Em última análise, mesmo que tenhamos tido uma vida esplêndida, não podemos escapar ao inevitável sofrimento da morte.
O sofrimento alheio também nos incomoda. Incomoda-nos quando o presenciamos e nos deixamos tocar por ele. Incomoda-nos quando nos pomos no lugar dos outros e imaginamos o seu sofrimento. Incomoda-nos até indirectamente, mesmo que nos seja indiferente: as discussões dos vizinhos impedem-nos de dormir, as greves causam-nos contratempos, os conflitos sociais afectam a nossa qualidade de vida, a exclusão social, o consumo de droga, a pobreza material ou a miséria moral fazem com que sejamos enganados, roubados, agredidos.
(...)
Quando examinamos o que nos faz sofrer encontramos inúmeras causas. No entanto, na perspectiva de Buda, a causa mais profunda, raiz de todas as outras, é a que ele chamou de “ignorância”. Neste
contexto, ignorância tem uma conotação muito específica e refere-se a um erro de base na nossa interpretação do mundo. Para o Budismo, os fenómenos que nos rodeiam não têm a realidade que nós
lhes atribuímos, isto é, não são exactamente como nós os concebemos.

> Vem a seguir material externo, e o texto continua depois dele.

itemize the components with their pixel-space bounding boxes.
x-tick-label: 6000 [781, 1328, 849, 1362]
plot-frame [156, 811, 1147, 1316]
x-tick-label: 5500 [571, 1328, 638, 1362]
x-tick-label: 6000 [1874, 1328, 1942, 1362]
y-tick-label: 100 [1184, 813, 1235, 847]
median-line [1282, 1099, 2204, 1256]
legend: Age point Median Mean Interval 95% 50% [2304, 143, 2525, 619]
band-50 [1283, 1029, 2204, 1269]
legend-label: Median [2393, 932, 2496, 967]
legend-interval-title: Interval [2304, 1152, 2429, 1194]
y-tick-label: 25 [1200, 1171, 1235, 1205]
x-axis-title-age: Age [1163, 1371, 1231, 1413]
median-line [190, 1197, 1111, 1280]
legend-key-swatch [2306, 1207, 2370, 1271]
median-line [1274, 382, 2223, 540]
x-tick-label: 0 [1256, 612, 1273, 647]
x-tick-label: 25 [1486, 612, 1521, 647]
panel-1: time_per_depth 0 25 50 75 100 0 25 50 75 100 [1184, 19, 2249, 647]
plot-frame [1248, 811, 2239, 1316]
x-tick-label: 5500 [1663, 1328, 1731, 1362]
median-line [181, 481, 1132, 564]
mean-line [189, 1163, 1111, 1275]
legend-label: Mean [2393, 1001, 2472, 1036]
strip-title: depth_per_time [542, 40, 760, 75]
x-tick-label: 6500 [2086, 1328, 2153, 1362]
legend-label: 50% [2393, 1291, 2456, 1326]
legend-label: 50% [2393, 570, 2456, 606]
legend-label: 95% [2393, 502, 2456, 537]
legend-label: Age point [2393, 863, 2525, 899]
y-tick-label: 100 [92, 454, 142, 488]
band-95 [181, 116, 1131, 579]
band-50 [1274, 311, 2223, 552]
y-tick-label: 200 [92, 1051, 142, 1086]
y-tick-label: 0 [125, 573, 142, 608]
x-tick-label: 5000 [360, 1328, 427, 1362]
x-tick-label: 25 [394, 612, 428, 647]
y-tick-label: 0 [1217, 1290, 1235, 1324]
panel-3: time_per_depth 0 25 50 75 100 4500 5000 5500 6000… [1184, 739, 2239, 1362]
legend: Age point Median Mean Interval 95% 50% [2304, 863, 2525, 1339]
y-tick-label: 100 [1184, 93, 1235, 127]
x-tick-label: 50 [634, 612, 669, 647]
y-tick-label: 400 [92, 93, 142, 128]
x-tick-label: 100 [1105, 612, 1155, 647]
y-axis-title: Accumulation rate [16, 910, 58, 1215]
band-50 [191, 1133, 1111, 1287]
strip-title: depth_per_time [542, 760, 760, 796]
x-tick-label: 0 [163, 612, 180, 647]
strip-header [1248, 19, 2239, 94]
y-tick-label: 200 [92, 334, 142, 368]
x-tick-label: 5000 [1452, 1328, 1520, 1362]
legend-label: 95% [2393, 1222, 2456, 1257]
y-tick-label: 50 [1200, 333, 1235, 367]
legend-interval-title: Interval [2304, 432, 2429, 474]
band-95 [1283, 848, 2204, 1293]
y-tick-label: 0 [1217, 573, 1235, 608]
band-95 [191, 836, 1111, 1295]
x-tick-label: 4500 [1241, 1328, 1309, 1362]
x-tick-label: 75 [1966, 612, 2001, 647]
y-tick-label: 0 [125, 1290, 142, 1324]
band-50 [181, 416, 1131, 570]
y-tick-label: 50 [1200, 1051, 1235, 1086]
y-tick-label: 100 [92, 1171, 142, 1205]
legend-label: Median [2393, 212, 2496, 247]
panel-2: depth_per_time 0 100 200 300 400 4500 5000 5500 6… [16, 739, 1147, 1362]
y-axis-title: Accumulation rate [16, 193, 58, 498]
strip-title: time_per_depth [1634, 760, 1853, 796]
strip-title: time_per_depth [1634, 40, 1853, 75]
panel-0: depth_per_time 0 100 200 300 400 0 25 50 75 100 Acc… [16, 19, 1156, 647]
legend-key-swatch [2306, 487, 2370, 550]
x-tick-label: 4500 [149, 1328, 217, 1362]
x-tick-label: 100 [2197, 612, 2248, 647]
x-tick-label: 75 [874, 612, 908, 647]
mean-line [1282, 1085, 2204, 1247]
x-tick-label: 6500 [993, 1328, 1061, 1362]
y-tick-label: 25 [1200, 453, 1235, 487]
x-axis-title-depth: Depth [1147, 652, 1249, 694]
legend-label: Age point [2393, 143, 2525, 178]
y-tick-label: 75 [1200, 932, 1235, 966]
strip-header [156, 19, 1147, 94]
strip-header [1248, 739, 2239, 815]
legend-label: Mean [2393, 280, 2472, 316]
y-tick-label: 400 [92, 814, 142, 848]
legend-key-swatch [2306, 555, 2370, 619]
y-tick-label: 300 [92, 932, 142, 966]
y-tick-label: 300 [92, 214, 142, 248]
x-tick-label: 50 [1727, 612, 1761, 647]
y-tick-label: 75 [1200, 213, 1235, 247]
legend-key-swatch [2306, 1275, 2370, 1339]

Buda disse que a nossa interpretação dos acontecimentos e dos fenómenos é comparável ao erro que se pode cometer ao avistar um pedaço de corda caído no chão e tomá-lo por uma serpente.
(...)
 Estudos recentes sobre o funcionamento do cérebro parecem apontar no mesmo sentido. A percepção visual − uma das nossas mais importantes percepções − não é apenas uma informação chegada do exterior, como geralmente imaginamos. As imagens que percepcionamos são, numa esmagadora percentagem, literalmente “projectadas” pelo nosso cérebro com base em experiências e memórias passadas.
(...) Buda significa “desperto” justamente porque a Iluminação do Buda foi um despertar do sonho da ignorância. Foi como lembrar-se, de repente, que estava dentro de um jogo e que, por isso, os fenómenos aparentes não podiam alterar nada de fundamental.
Há que realçar, porém, que não se trata de uma mera especulação intelectual ou de mais uma teoria. O que aconteceu a Buda foi uma mudança radical na qualidade da sua experiência da realidade, semelhante à que temos quando acordamos de um sonho. Como esse novo modo de experimentar a realidade era portador de uma imensa serenidade e permitia transcender o sofrimento, Buda decidiu ensiná-lo.
(...)
Todos sabemos que os fenómenos são regidos pelo movimento e pela impermanência, mas não nos relacionamos com eles nessa base. Duma maneira muito empírica, temos a sensação de que uns
objectos são fontes de prazer e outros de sofrimento, mas a realidade é outra. Tudo o que nos dá prazer pode causar-nos dor, e essa é apenas uma das formas como a impermanência se faz sentir.